Man? Woman? Gorilla? Who knows what is under that literal
tent! But that’s OK. Because it’s all in the service of ‘modesty’. And
despite a few Charedi rabbis speaking out disapprovingly after being interviewed about it a few years ago,
there has been little else done since to discourage it. In fact it seems like the
number of Burka wearing women are actually increasing along with magazines like
Mishpacha normalizing it.
And as Adina Miles notes, the role models young children now
have for how a woman should look are the immodest images they carry in their pockets. Or in popular mainstream magazines whose only picture of a woman is one wearing a Burka
Is this the kind of Chinuch our children should be getting?
This is OK with the rabbinic leaders of the right?! At least to the extent that they
don’t want to be identified saying anything negative about it? It would seem
so.
One of the things that people with the slightest bit of common sense (both men and women) have been pointing
out is that by focusing on the reasons for modest clothing they are actually
sexualizing them. Even when they are very young – long before they even hit puberty.
Self described lapsed Beis Yaakov student, Shoshanna Schechter-Shaffin tells her story in the Forward:
Self described lapsed Beis Yaakov student, Shoshanna Schechter-Shaffin tells her story in the Forward:
One day last week, Elianna came home from her day camp run by the local modern Orthodox community, and informed me that her (female) counselors had told her that she needed to wear a t-shirt over her bathing suit when she is being transported to the swimming pool.
As someone who generally believes in the value of modesty as a form of appropriate decency and etiquette (we are in the South, after all), wearing a swim cover up when out in public appeared like a perfectly reasonable request to me.
What she said next sent a shock wave through my feminist- Gender Studies professor -progressive Jewish brain; “When I asked them why, the counselor said I had to cover up in case any of the men saw me.” As a little girl who still undresses without care in front of her younger male cousins, Elianna has no concept as to what “in case any men saw me” means.
In that very moment, an 18-year-old recent high school graduate, imported for the summer to our open-minded community in Richmond, Virginia from Brooklyn, New York, took my innocent and naive little girl and inappropriately oversexualized her into a possible temptation for the “uncontrollable” heteronormative male sex drive.
Young girls being taught that hey are temptresses when they are barely
out of diapers. Boys are getting that message too.. And there is not a
single leading rabbinic authority that I am aware of that has publicly stated
that this is not the Jewish way… not the Torah way. The irony is that in so many cases they believe
that they are teaching young people the opposite. They believe they are
mimizing the focus on sex when they are in fact they increasing it.
As Shoshanna Schechter-Shaffin points out, the 18-year-old counselor that
mentioned this is not at fault. This is how she has been indoctrinated.
That there is an
over focus on modesty in the way women should dress is an understatement. It is
breaking new ground and altering centuries old tradition.

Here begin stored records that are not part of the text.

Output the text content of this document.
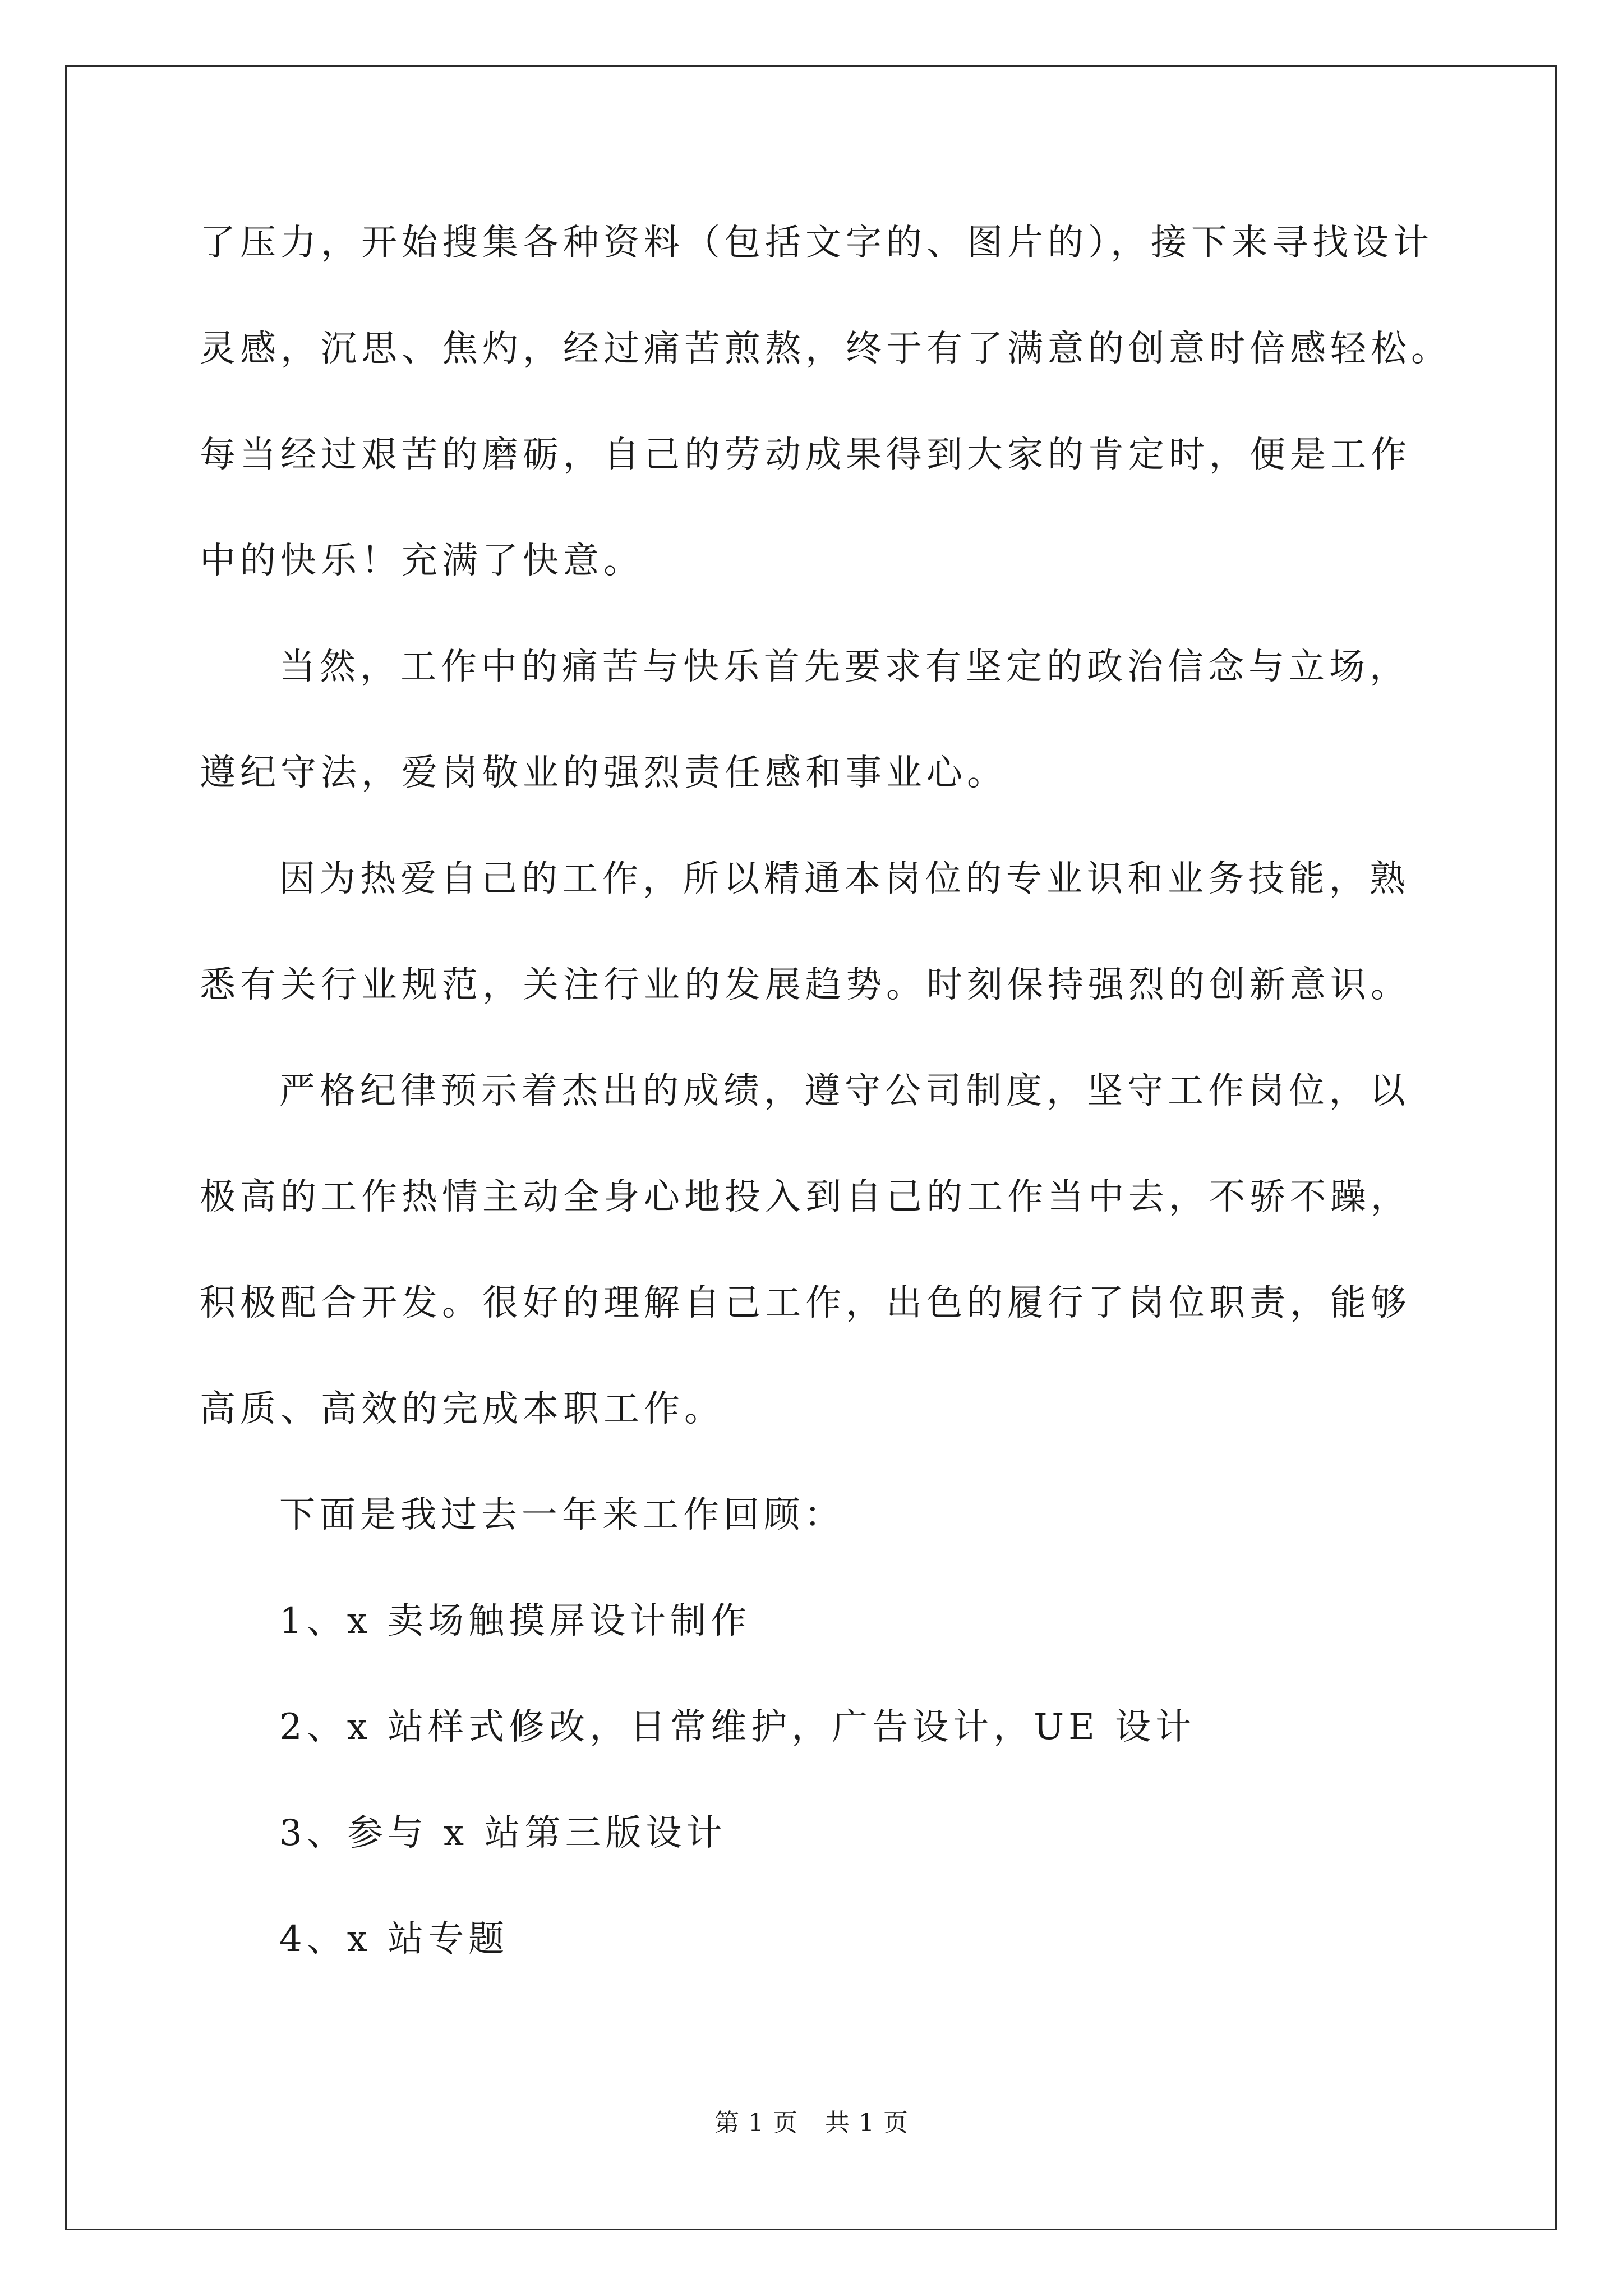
了压力，开始搜集各种资料（包括文字的、图片的），接下来寻找设计
灵感，沉思、焦灼，经过痛苦煎熬，终于有了满意的创意时倍感轻松。
每当经过艰苦的磨砺，自己的劳动成果得到大家的肯定时，便是工作
中的快乐！充满了快意。
当然，工作中的痛苦与快乐首先要求有坚定的政治信念与立场，
遵纪守法，爱岗敬业的强烈责任感和事业心。
因为热爱自己的工作，所以精通本岗位的专业识和业务技能，熟
悉有关行业规范，关注行业的发展趋势。时刻保持强烈的创新意识。
严格纪律预示着杰出的成绩，遵守公司制度，坚守工作岗位，以
极高的工作热情主动全身心地投入到自己的工作当中去，不骄不躁，
积极配合开发。很好的理解自己工作，出色的履行了岗位职责，能够
高质、高效的完成本职工作。
下面是我过去一年来工作回顾：
1、x 卖场触摸屏设计制作
2、x 站样式修改，日常维护，广告设计，UE 设计
3、参与 x 站第三版设计
4、x 站专题
第 1 页 共 1 页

As Adina Miles notes there has always been universal agreement by Poskim that a woman’s face is Tzanua by its very nature.
No matter how strict any group is about issues of modesty in dress, women’s
faces were never an issue even to the Eida HaCharedis or Satmar. But now the face of a woman is never being published in mainstream Charedi
magazines. And Burka ladies that cover up head to toe with a Burka are apparently being normalized.
All in the name of eliminating the focus on sexuality. While in fact doing the
opposite!
Is there no one among the rabbinic leaders of the right that
will stand up and once and for all say in public loud and clear, ‘Enough’?! Do they not see the damage their reticence to speak publicly is doing?